Le Cabinet des jeunes integres pour l’organisation des Politiques en RDC (CJIOP-RDC) a adressé le 28 novembre 2025, une lettre auprès de la ministre congolaise des affaires étrangères, Coopération Internationale, Francophonie et Diaspora congolaise, Thérèse Kayikwamba Wagner, pour solliciter une action diligentée face à la situation alarmante que traversent les étudiants congolais résidants au Burundi.
Le CJIOP-RDC rappelle au ministre qu’en date du 12 novembre 2025, les représentants de la communauté estudiantine congolaise au Burundi avaient déjà porté à la connaissance du Ministre de l’intégration Régionale plusieurs griefs graves qui, malheureusement, demeurent sans suite tangible à ce jour. Conformément à leur mission de défense des droits de l’homme et d’accompagnement des politiques publiques, revient auprès de la Ministre des affaires étrangères dans l’espoir d’obtenir des mesures rapides quant à cette situation dont sont victimes les compatriotes congolais étudiants au Burundi.
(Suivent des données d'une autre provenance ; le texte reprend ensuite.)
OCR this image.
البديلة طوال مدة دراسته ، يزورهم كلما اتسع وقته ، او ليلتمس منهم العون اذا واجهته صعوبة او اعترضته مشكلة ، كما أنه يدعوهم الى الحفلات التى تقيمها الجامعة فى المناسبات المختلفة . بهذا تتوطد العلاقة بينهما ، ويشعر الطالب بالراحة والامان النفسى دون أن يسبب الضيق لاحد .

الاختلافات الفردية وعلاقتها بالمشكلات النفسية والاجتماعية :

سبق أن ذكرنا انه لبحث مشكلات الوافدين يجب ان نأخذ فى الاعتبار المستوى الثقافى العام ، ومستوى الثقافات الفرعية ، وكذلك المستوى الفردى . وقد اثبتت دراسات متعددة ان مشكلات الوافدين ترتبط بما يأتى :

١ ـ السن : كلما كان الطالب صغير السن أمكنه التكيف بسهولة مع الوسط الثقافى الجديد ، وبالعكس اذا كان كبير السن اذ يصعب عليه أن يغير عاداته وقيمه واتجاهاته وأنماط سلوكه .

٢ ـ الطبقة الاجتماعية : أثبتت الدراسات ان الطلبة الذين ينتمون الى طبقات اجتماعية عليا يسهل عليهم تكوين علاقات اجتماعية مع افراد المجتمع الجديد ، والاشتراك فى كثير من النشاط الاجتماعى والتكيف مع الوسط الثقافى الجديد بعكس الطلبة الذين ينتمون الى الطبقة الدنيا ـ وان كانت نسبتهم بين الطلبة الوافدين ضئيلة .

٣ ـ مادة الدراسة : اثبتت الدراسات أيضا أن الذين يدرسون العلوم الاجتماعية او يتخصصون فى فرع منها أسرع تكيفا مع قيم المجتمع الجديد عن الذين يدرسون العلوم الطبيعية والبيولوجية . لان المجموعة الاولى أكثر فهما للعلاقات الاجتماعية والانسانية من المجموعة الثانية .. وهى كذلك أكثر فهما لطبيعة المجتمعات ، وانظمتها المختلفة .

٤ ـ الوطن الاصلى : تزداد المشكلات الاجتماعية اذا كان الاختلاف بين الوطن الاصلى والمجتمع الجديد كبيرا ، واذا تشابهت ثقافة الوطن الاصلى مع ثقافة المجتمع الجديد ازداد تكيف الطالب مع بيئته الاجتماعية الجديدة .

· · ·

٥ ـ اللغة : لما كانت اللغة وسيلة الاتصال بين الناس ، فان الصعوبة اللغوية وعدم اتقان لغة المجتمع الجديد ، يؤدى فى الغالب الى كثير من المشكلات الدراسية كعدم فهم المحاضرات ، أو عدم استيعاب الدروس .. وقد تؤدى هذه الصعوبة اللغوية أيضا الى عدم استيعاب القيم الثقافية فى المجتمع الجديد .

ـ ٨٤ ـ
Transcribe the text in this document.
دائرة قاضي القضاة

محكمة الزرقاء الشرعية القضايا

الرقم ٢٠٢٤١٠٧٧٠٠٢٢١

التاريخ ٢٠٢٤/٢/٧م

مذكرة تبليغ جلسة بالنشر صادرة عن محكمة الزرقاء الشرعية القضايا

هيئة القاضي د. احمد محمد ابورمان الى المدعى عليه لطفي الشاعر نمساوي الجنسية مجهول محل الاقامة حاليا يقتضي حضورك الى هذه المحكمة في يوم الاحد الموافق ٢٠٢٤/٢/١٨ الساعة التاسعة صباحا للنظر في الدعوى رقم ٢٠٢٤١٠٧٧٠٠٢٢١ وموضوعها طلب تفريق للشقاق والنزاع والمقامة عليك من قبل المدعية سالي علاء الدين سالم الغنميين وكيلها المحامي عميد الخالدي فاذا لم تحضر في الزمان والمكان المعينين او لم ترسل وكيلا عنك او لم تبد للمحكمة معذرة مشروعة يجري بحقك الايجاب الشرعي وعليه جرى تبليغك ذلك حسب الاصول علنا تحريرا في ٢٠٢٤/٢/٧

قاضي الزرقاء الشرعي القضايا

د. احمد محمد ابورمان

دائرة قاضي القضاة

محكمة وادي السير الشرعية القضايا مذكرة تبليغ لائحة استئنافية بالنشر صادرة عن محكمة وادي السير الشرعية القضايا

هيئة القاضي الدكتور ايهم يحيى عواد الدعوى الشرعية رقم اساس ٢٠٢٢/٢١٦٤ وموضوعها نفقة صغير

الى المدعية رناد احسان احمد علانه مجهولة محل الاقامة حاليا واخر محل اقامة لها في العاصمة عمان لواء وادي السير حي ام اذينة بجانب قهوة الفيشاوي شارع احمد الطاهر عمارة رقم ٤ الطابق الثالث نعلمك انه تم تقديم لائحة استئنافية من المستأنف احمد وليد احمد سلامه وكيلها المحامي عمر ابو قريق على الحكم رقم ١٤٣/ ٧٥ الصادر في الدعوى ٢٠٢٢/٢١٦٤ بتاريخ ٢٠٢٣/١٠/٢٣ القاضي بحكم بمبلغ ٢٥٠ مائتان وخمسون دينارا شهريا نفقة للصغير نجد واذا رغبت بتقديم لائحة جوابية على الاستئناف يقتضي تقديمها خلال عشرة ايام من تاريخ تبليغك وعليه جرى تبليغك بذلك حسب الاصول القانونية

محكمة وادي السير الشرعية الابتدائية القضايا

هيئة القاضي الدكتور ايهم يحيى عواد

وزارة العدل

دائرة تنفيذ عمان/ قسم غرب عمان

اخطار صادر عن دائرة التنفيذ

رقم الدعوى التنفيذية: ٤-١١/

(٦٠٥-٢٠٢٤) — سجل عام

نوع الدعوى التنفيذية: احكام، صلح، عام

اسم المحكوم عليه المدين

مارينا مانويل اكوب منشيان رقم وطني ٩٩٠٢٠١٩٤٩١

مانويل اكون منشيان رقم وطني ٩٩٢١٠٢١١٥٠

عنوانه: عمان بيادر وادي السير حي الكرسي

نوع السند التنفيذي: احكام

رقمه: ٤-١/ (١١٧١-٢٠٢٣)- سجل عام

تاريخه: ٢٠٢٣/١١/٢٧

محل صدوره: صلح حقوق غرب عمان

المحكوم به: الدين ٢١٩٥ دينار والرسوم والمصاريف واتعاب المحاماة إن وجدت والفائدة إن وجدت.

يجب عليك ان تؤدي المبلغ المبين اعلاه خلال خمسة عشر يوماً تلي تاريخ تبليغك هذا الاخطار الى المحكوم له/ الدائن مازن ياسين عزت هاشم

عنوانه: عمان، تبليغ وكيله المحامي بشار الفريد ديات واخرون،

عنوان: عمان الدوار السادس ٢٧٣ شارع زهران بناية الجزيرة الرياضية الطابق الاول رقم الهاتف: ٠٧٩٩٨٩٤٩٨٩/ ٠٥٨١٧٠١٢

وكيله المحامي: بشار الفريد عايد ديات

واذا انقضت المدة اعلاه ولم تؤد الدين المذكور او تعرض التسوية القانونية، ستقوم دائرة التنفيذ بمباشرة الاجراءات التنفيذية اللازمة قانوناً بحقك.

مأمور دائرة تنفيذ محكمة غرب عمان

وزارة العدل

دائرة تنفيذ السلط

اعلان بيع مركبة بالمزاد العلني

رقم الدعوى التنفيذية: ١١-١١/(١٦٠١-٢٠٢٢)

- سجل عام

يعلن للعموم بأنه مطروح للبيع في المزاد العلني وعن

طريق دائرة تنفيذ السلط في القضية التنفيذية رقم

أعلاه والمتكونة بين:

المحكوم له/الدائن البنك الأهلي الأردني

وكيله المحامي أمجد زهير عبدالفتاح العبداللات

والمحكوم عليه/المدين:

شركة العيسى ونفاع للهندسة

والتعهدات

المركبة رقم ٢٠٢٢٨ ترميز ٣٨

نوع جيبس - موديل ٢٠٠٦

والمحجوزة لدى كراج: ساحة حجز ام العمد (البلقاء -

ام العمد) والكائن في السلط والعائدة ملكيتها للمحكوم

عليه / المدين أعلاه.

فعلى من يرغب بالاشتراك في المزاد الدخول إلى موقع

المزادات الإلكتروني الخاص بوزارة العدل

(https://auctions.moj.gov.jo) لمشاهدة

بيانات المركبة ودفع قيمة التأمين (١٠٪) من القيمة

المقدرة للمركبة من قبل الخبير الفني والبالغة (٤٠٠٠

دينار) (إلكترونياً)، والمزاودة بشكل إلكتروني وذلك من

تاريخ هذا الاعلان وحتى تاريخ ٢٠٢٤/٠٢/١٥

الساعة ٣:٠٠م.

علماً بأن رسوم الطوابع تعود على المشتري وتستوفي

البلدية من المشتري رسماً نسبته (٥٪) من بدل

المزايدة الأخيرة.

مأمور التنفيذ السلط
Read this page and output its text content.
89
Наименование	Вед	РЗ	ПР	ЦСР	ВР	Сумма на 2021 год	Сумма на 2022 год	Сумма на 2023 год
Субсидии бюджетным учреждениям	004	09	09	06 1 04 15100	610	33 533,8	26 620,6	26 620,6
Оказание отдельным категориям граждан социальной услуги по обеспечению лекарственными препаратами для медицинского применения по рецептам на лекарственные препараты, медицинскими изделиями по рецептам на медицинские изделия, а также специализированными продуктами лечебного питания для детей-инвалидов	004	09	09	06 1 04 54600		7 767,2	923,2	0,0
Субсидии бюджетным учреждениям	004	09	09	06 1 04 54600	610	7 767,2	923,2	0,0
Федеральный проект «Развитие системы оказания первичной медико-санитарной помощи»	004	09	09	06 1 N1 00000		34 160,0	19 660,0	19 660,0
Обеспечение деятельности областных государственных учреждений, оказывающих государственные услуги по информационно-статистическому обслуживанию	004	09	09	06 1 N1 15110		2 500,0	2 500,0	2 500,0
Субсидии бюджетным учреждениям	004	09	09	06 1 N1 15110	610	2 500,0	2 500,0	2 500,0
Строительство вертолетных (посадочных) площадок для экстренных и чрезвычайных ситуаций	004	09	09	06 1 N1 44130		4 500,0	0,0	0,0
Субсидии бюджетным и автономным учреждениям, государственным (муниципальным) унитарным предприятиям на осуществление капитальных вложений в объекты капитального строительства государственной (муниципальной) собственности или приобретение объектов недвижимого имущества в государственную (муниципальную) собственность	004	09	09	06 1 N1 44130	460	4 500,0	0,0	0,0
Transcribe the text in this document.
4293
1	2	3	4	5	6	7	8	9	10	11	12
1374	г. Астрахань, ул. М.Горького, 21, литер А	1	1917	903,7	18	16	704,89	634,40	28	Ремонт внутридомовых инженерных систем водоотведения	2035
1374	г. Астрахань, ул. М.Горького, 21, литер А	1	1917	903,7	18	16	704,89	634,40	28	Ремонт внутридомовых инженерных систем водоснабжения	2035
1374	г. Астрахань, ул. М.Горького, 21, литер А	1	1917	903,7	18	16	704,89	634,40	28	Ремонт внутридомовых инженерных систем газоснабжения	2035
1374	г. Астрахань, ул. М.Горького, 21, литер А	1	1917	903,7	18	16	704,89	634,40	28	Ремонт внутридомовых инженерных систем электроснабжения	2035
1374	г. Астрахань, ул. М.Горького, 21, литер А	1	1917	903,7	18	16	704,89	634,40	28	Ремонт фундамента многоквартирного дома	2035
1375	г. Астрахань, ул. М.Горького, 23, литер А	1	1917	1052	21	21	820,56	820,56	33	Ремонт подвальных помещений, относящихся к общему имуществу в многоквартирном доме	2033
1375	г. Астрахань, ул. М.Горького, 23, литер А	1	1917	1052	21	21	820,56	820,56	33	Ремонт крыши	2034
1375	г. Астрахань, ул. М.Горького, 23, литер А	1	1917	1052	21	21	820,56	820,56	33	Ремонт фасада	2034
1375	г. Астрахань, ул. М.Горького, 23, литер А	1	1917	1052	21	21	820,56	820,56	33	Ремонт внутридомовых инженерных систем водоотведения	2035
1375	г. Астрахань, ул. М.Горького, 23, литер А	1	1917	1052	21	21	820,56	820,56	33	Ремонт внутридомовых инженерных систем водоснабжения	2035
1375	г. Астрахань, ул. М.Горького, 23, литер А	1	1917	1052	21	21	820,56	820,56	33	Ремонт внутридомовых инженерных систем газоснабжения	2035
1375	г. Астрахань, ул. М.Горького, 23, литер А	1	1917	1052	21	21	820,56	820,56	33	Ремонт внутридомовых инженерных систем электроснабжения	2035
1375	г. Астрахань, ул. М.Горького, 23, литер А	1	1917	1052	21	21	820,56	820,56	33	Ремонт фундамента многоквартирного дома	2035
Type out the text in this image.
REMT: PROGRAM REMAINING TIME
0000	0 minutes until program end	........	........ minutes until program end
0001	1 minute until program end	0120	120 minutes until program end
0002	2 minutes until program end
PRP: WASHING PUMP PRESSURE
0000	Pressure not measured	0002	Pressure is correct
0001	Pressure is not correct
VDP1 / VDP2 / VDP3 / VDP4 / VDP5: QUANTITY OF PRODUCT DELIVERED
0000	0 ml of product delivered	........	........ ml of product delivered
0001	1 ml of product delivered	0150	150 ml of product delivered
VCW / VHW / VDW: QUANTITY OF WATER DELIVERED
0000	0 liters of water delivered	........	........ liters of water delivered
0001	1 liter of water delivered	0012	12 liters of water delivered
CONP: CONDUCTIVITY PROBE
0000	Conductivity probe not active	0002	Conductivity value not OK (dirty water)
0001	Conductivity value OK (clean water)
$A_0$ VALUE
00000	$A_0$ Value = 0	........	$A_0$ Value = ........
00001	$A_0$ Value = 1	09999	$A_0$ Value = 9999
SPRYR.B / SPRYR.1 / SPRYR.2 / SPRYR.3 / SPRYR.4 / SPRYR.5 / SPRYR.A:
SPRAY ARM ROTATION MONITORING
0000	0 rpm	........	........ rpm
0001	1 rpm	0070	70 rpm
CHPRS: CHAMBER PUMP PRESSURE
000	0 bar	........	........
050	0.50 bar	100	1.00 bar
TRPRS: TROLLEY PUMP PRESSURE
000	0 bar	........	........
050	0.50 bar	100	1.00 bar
Les faits ci-dessous résument le profondeur du malaise et l’urgence de l’action Gouvernementale Congolaise, CJIOP- RDC, par le biais de son Directeur Orphée Yamonea Kamengele précise :
- Arrestation arbitraires et récurentes : Nos Compatriotes sont régulières appréhendés durant les opérations de couvre-feu ( Musako), souvent sans motif sans respect des procédures judiciaires et en violation flagrante des principes élémentaires des droits humains du fait qu’aucun étudiant ne peut fréquenter l’université à l’étranger sans être en possession de documents recommandés par le services habilité.
- Extorsion Financières systématiques : il déplore l’exigence de paiement d’un montant colossal de 50.000 FB au minimum pour un étudiant arbitrairement arrêté, comme condition préalable à la libération.
- L’absence d’un ambassadeur congolais et vide institutionnel : Par manque de représentation diplomatique effective créer un vide sécuritaire inquiétant, car certaines autorités locales menacent même d’expulser les étudiants ne disposant pas de certe consulaire, alors que l’ambassade demeure incapable d’en fournir, faute de moyens techniques, notamment pour capture biométrique indispensable à la délivrance des passeports.
- Absence de services migratoires consulaires fonctionnels : Les étudiants Congolais ne d’aucun suivi administratif, et leur statut dans le cadre du CEPGL n’est ni appliqué. Ils se trouvent ainsi privés de leur droit légitime à la mobilité pourtant garantie par les accords communautaires que la RDC avait ratifié.
- Manque de protection institutionnelle malgré leur importance démocratique, académique et économique : Bien que les congolais constituent un groupe universitaire et économique significatif au Burundi (approximativement 15.000 étudiants sur toute l’étendue), aucune mesure de protection, d’accompagnement ou de reconnaissance adéquate ne leur est accordée non seulement par le gouvernement Congolais.
Le CJIOP-RDC prie respectivement à la ministre des affaires étrangères d’activer en urgence les mécanismes diplomatiques appropriés auprès des autorités Burundaises ; Rétablir et renforcer les services consulaires, y compris la présence d’un ambassadeur ou d’un chargé d’affaires ad intérim, garantir la délivrance de documents consulaires (cartes consulaires, captures biométriques, etc…) ; mais aussi engager les structures du CEPGL afin d’assurer le respect effectif des droits à la mobilisation régionale, Mettre fin en place un canal permanent de communication avec les représentants des étudiants congolais au Burundi.